I soldi saranno versati sulla tessera sanitaria con il chip, o su una carta elettronica, non in contante, perché secondo il vicepremier «questi soldi si devono spendere presso gli esercizi commerciali italiani per far crescere l’economia e limitare al massimo le spese fuori dall’Italia»

Per quanto tempo si avrà diritto al reddito di cittadinanza?

Una volta riconosciuto il diritto al reddito di cittadinanza, il beneficiario ne godrà per tre anni di seguito salvo dovesse, nel periodo intermedio, perdere i requisiti (nel caso di innalzamento del reddito). Dopo i primi 18 mesi verranno effettuate verifiche periodiche.
Dopo i primi tre anni, se il cittadino mantiene i requisiti, si vedrà rinnovare il reddito di cittadinanza. Diversamente perde il diritto.

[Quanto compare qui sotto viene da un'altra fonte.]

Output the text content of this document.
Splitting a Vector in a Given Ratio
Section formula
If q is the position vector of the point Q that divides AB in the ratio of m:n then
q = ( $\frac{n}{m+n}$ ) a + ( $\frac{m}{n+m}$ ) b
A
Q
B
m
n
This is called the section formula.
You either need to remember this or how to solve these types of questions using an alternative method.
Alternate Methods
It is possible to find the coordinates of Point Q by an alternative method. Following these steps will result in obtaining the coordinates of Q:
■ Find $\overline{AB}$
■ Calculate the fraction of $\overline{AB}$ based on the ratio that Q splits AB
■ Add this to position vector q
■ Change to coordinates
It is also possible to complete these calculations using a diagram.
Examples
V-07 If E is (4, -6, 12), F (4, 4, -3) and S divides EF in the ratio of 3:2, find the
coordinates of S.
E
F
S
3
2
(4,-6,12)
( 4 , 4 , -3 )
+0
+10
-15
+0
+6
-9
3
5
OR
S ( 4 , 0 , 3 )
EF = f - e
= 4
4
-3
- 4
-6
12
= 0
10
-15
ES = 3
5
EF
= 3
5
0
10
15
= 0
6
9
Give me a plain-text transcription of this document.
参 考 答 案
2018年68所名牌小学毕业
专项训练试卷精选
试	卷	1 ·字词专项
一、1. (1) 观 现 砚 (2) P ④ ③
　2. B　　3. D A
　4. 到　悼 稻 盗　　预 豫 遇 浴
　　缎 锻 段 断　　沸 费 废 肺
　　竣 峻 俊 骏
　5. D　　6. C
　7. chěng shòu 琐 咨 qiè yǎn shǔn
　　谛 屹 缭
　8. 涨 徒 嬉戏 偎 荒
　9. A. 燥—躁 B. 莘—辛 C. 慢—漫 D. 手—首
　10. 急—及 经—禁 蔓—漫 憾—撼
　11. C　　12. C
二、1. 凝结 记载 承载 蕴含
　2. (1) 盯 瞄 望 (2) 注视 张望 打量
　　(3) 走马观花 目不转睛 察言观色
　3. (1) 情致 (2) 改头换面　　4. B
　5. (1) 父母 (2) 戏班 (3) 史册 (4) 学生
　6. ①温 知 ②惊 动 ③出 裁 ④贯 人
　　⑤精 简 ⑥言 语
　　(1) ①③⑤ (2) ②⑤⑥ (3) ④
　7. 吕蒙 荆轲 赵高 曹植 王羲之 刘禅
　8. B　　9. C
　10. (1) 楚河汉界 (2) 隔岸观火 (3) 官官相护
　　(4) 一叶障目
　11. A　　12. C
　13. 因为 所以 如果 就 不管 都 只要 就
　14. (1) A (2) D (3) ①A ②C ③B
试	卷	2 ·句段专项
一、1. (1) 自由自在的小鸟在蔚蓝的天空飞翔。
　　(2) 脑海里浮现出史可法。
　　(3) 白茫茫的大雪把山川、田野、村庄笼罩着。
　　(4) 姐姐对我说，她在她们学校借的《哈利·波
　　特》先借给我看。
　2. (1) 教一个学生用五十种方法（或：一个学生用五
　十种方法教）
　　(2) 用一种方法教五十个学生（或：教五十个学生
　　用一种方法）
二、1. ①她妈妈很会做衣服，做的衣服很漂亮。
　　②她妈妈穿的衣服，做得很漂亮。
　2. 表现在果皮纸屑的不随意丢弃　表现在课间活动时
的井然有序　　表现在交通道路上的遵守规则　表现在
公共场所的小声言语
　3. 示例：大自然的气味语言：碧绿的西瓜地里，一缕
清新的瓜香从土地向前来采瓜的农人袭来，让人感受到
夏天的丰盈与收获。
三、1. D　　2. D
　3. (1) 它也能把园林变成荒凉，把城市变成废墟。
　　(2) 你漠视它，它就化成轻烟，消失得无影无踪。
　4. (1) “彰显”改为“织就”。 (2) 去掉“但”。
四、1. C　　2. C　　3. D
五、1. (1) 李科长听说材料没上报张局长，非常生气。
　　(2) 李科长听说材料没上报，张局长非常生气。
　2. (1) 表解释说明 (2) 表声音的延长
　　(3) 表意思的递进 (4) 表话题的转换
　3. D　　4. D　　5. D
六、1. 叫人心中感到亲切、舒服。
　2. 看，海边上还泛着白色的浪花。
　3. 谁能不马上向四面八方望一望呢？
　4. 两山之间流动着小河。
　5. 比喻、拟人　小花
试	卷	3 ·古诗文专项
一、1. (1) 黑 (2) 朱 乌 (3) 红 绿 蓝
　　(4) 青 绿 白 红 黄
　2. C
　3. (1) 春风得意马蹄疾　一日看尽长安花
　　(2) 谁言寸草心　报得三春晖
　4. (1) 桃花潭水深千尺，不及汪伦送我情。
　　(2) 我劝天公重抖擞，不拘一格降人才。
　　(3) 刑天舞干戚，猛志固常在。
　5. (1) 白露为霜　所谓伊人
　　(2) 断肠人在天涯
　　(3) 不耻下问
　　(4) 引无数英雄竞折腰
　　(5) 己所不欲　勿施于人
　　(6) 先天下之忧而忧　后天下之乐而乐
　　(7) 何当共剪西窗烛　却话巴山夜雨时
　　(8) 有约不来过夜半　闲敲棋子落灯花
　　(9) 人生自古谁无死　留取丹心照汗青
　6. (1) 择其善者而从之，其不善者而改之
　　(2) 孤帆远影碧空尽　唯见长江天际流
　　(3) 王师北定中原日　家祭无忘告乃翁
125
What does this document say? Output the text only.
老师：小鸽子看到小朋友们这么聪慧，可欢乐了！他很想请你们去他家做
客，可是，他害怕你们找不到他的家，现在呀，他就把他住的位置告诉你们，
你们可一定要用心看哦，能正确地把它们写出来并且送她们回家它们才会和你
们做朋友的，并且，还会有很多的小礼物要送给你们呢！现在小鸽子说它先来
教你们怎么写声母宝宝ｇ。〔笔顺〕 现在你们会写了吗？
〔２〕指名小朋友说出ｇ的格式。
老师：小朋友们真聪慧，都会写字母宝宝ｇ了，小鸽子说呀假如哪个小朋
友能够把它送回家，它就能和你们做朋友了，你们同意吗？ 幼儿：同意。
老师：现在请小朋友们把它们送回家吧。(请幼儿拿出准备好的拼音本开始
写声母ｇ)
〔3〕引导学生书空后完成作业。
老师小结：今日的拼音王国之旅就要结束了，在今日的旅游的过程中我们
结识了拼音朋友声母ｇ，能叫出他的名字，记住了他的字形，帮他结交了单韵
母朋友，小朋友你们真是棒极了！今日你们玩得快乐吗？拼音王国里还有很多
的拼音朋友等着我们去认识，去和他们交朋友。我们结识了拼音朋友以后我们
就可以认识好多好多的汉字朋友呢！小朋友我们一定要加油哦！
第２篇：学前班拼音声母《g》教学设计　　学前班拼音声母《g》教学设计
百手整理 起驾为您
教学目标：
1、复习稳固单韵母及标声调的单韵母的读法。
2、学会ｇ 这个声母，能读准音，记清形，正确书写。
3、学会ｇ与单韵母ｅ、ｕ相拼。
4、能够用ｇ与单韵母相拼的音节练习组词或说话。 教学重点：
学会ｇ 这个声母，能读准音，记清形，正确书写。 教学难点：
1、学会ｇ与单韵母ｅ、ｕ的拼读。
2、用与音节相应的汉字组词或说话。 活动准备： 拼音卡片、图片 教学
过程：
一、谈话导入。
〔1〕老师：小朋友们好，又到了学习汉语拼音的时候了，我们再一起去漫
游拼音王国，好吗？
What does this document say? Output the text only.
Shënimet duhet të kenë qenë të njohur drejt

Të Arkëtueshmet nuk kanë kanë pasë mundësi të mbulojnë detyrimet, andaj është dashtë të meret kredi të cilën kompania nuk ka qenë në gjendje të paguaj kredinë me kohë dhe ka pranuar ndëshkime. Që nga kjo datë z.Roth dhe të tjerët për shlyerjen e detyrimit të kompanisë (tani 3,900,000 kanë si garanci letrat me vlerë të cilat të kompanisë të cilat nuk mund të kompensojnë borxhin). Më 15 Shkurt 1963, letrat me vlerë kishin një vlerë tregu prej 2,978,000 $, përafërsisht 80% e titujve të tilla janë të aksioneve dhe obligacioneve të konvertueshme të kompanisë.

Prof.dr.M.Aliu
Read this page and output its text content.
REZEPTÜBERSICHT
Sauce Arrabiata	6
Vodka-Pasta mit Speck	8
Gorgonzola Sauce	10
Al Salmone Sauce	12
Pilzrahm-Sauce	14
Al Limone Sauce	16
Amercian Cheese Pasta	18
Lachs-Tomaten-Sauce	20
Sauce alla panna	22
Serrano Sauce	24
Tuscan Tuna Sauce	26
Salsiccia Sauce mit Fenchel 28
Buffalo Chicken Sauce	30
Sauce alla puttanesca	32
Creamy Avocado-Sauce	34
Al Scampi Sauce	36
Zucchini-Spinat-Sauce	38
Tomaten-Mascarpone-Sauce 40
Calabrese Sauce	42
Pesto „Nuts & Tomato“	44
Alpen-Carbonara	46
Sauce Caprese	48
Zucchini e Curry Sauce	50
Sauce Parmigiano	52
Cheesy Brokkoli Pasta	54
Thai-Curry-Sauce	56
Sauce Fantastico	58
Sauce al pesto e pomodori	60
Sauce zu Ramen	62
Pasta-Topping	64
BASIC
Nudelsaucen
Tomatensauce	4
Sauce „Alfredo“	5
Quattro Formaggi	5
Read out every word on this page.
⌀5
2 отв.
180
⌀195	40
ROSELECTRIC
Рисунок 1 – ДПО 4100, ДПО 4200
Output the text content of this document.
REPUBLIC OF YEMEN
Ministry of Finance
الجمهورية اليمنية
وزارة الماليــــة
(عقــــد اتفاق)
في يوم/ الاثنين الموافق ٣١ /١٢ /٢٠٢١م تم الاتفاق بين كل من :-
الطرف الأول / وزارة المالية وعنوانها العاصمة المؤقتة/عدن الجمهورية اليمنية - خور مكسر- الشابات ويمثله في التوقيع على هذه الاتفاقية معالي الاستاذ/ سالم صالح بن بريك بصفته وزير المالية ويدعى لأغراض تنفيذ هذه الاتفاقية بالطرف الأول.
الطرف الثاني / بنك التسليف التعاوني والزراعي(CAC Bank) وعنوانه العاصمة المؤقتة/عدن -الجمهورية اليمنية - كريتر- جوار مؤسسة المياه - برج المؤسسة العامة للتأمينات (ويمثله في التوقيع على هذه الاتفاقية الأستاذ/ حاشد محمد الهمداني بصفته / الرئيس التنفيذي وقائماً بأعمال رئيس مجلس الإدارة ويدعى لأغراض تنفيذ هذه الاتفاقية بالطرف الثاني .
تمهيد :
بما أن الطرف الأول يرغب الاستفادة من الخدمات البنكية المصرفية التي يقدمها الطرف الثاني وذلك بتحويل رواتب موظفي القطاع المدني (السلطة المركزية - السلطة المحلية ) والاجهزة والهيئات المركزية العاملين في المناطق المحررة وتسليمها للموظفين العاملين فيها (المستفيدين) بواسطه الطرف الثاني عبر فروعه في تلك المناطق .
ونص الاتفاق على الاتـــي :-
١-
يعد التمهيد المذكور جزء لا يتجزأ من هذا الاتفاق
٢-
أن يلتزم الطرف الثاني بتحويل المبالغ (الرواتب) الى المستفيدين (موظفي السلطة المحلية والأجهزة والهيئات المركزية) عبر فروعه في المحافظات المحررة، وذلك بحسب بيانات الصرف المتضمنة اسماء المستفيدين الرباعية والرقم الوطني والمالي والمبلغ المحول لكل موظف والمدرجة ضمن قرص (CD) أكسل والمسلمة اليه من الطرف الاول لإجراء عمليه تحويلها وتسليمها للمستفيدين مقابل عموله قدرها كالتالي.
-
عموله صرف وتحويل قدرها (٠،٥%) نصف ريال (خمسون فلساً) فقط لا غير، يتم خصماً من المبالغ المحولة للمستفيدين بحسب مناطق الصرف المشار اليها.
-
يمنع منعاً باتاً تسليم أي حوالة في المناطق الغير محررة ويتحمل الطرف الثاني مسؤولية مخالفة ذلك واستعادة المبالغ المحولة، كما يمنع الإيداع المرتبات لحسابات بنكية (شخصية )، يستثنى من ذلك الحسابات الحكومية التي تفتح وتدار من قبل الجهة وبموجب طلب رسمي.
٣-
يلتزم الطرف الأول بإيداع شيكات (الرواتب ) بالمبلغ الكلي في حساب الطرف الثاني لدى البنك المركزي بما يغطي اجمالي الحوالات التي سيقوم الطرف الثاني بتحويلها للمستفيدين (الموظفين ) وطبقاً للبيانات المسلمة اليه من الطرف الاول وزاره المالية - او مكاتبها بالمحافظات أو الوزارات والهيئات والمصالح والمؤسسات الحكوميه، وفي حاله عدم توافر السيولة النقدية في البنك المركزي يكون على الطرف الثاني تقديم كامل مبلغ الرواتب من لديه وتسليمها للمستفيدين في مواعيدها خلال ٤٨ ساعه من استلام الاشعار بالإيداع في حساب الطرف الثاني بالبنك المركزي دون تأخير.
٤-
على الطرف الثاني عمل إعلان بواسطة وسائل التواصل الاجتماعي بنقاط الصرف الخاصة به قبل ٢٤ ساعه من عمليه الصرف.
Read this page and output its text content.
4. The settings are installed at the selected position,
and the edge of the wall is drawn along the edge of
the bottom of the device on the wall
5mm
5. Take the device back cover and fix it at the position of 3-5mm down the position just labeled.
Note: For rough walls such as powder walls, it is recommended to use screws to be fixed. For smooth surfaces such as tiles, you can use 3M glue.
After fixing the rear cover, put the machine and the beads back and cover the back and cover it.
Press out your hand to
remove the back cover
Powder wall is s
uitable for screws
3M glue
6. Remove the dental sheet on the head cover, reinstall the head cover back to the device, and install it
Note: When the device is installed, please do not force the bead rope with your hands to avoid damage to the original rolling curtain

Quando si perde il reddito di cittadinanza?

Si perde il diritto al reddito di cittadinanza innanzitutto se si supera, nell’arco del triennio, il limite di reddito di 780 euro. In secondo luogo se si rifiutano almeno tre proposte lavorative “congrue”.

Chi è proprietario di una casa avrà diritto al reddito di cittadinanza?

Il reddito di cittadinanza sarà riconosciuto anche ai proprietari di casa, ma in forma ridotta

Come si chiede il reddito di cittadinanza?

Il modulo di domanda per il reddito di cittadinanza deve essere predisposto dall’Inps, sentito il ministero del Lavoro, entro 30 giorni dall’entrata in vigore del decreto sul reddito di cittadinanza.
Il modulo di domanda deve essere presentato dal richiedente alle Poste, o presso uno sportello Caf. Si prevede anche la possibilità di presentare la domanda di reddito di cittadinanza assieme alla dichiarazione Isee, anche online tramite sito web dell’Inps, a breve.
Le informazioni contenute nella domanda del reddito di cittadinanza devono essere comunicate dal sito web, dalle Poste o dal Caf all’Inps, entro 10 giorni lavorativi dalla richiesta.
Per il riconoscimento del beneficio, l’Inps deve verificare, entro 5 giorni lavorativi dalla data di comunicazione, il possesso dei requisiti d’accesso. I Comuni, inoltre, devono verificare i requisiti di residenza e di soggiorno e devono comunicare l’esito della verifica.
TESTO DEFINITIVO DEL CONSIGLIO DEI MINISTRI

Gli importi del reddito

Il testo diffuso sul sito del governo riporta alcuni esempi concreti sulle cifre mensili degli assegni, dal single al grande nucleo familiare.
1) Una persona che vive da sola avrà fino a 780 al mese di RdC: fino a 500 euro come integrazione al reddito più 280 euro di contributo per l’affitto (oppure 150 euro di contributo per il mutuo)
2) Una famiglia composta da 2 adulti, 1 figlio maggiorenne e 1 figlio minorenne avrà fino a 1.280 euro al mese di RdC: fino a 1.000 euro mensili come integrazione al reddito più 280 euro al mese di contributo per l’affitto (oppure 150 euro di contributo per il mutuo)
3) Una famiglia composta da 2 adulti, 1 figlio maggiorenne e 2 figli minorenni avrà fino a 1.330 euro al mese di RdC: fino a 1.050 euro come integrazione al reddito più 280 euro di contributo per l’affitto (oppure 150 euro di contributo per il mutuo.